I'm Java developer who tried Kotlin and I found some counterintuitive case between these to languages.
Consider given code in Kotlin:
"???".split("") # gives ["", "?", "?", "?", ""]
and the same one in Java
"???".split("") # gives ["?", "?", "?"]
Why Kotlin produces leading and trailing empty space string in resulting array ? Or maybe Java always removes these empty strings that I wasn't aware of ?
P.S. Yes, I know that there is toCharArray()
method on each Kotlin's String
, but still it's not very intuitive (maybe Java developers should give up old habits from Java which they were hope to reuse in new language ?)
Let's discuss :)
CodePudding user response:
This is because the Java split(String regex)
method explicitly removes them:
This method works as if by invoking the two-argument split method with the given expression and a limit argument of zero. Trailing empty strings are therefore not included in the resulting array.

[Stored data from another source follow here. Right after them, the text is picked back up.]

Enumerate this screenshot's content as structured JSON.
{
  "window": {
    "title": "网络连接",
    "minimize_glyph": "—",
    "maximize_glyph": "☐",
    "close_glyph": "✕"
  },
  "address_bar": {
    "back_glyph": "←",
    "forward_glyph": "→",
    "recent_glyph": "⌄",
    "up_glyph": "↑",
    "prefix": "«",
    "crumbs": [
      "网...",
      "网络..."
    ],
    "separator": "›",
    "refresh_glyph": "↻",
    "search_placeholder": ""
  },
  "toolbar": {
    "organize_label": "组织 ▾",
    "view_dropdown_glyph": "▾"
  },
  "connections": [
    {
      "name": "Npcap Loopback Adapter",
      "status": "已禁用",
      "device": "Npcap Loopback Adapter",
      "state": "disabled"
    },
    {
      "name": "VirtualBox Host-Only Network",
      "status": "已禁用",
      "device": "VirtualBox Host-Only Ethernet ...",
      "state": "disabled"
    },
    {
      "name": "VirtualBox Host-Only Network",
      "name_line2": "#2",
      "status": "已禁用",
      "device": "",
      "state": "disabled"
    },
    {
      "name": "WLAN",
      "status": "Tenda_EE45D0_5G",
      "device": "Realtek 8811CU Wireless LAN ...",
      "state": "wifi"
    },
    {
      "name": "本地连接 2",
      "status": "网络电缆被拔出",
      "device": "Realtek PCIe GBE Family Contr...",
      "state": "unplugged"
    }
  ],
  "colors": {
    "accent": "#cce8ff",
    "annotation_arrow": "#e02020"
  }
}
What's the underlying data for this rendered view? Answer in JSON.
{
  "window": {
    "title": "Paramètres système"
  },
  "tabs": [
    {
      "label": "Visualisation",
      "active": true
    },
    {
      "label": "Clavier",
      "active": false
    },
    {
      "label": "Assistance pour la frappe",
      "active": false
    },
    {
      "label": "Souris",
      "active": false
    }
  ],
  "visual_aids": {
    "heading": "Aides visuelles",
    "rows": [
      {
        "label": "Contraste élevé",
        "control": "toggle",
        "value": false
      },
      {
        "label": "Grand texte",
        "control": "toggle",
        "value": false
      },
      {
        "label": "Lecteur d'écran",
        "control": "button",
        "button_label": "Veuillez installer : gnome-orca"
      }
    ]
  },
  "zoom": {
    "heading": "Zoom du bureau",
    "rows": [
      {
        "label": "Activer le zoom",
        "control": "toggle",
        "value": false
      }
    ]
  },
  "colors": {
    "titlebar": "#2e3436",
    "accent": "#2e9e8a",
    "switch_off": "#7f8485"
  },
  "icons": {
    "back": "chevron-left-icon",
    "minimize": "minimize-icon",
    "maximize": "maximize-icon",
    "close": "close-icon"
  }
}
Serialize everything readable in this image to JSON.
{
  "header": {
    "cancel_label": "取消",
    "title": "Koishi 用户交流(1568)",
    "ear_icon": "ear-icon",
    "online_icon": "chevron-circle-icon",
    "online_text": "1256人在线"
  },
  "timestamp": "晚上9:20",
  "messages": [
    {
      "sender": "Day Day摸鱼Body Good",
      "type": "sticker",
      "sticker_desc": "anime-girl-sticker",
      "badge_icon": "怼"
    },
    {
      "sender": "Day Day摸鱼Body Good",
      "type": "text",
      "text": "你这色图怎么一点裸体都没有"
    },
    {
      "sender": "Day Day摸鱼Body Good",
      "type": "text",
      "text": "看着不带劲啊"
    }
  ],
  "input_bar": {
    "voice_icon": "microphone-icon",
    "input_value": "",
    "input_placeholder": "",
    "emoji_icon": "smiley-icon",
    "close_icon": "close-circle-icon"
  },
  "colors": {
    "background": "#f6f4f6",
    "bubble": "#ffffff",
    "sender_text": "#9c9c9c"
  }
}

split(String regex, int limit)
mentions:
When there is a positive-width match at the beginning of this string then an empty leading substring is included at the beginning of the resulting array. A zero-width match at the beginning however never produces such empty leading substring.
""
is a zero-width match. Not sure why you consider toCharArray()
to not be intuitive here, splitting by an empty string to iterate over all characters is a roundabout way of doing things. split()
is intended to pattern match and get groups of Strings.
PS: I checked JDK 8, 11 and 17, behavior seems to be consistent for a while now.
CodePudding user response:
You need to filter out the first and last element:
"???".split("").drop(1).dropLast(1)
Check out this example:
"".split("") // [, ]
Splits this char sequence to a list of strings around occurrences of the specified delimiters.